For instance, the CIA has expanded its staff in Yemen, and also enhanced its air bases in the Gulf from which it can launch drone strikes into the country. Only last week, Washington launched a major drone attack which, according to the Yemeni government, killed at least two dozen militants, including foreign fighters, in an al Qaeda training camp in the remote mountainous area of Abyan.

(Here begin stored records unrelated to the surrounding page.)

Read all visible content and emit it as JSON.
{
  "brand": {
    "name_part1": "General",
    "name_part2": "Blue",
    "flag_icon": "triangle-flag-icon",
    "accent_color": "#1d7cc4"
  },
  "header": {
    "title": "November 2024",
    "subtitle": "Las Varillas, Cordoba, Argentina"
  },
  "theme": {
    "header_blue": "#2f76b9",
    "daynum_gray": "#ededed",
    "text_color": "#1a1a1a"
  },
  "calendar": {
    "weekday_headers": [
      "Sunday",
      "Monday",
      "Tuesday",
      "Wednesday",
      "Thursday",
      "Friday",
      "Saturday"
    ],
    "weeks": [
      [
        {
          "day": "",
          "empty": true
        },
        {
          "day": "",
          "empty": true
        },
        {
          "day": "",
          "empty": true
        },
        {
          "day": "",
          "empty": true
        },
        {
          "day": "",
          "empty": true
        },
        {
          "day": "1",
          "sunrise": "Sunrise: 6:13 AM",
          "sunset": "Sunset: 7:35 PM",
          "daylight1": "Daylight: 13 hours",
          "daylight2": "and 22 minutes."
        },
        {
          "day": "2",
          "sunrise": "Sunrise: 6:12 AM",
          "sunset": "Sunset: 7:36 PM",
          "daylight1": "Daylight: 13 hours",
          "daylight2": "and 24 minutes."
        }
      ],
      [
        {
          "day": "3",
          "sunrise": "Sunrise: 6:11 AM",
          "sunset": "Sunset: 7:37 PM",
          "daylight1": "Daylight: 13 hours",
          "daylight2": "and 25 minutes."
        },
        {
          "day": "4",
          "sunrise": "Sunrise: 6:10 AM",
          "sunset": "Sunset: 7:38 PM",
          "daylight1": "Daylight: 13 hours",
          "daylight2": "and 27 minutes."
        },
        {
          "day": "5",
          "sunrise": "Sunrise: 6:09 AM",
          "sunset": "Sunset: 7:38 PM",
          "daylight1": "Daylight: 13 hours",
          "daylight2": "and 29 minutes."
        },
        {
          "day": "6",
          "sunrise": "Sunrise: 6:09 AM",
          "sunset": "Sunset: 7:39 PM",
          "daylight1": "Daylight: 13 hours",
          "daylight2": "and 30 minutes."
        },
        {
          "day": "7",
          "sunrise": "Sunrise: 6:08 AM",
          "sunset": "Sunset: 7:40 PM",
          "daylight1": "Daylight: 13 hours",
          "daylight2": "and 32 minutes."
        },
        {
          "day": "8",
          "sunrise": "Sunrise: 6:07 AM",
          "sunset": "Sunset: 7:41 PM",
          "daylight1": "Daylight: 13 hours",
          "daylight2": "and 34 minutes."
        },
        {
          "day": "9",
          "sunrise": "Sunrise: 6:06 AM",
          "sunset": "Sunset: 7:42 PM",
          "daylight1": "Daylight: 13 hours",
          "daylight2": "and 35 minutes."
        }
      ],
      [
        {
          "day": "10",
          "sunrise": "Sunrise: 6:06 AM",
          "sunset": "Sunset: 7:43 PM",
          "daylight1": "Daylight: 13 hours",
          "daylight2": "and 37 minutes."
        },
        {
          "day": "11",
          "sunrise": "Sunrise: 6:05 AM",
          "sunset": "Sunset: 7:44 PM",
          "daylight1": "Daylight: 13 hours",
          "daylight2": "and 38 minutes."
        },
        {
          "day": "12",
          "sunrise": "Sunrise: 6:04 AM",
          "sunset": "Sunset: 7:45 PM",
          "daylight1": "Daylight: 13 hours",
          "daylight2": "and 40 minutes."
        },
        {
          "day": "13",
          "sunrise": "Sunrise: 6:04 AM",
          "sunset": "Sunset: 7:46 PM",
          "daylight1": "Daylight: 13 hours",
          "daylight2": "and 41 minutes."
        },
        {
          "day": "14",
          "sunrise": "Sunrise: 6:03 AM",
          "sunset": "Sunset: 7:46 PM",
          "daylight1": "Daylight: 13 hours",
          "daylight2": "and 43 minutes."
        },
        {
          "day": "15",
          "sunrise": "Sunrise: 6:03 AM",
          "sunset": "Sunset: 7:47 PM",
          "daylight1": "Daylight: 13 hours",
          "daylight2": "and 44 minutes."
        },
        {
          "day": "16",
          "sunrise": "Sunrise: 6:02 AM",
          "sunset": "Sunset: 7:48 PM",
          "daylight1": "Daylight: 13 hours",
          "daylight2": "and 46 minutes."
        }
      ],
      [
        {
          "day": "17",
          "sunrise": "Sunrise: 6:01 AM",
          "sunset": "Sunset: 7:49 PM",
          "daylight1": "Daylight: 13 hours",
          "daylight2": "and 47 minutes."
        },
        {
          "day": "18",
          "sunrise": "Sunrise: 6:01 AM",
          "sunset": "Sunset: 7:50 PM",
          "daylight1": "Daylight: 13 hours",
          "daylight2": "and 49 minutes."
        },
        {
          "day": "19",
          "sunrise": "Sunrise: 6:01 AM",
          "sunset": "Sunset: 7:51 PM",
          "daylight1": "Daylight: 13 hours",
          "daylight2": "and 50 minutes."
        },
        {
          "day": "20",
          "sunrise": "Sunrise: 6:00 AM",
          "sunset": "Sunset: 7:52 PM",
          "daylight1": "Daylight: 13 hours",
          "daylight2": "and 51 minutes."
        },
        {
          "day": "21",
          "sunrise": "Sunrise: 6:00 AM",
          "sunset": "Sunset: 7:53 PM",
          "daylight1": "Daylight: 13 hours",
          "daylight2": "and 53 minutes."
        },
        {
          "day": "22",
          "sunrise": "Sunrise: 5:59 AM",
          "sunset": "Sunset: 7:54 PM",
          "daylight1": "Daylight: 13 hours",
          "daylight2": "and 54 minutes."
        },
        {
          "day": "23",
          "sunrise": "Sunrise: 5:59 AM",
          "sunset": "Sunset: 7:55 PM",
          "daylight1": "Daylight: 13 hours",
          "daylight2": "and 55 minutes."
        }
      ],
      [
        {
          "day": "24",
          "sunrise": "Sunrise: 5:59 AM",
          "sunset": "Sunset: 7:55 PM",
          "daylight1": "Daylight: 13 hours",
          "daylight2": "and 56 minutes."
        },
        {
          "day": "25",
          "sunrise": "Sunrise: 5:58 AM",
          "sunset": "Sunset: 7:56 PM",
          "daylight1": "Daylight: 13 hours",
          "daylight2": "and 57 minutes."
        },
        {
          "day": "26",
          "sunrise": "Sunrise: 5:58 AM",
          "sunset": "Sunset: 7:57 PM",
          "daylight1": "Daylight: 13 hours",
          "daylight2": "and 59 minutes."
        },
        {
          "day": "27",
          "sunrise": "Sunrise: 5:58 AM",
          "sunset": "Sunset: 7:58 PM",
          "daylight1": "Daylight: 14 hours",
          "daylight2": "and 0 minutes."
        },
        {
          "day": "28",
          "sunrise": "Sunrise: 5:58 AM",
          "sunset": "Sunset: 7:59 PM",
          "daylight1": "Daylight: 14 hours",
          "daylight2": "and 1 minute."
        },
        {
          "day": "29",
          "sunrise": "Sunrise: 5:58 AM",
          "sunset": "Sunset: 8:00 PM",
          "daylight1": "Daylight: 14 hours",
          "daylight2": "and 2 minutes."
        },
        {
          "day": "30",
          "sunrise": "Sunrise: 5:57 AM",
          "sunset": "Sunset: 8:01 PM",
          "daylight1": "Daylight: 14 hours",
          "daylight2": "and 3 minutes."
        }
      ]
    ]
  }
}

Meanwhile in Africa, U.S. forces have also scaled up facilities in numerous states, including Kenya, Ethiopia, and the Central African Republic. This is intended to allow for greater aerial surveillance coverage and drone strikes, especially in North Africa, plus sites for military hardware storage.
So while the central core of al Qaeda has been diminished since bin Laden’s demise, much of the wider terrorist network remains potent, albeit more focused on local grievances than grander international ambitions. However, danger may be growing from home-grown threats fueled by battle-hardened individuals returning from foreign theaters of war, especially Syria, with greater terrorist resolve and capabilities.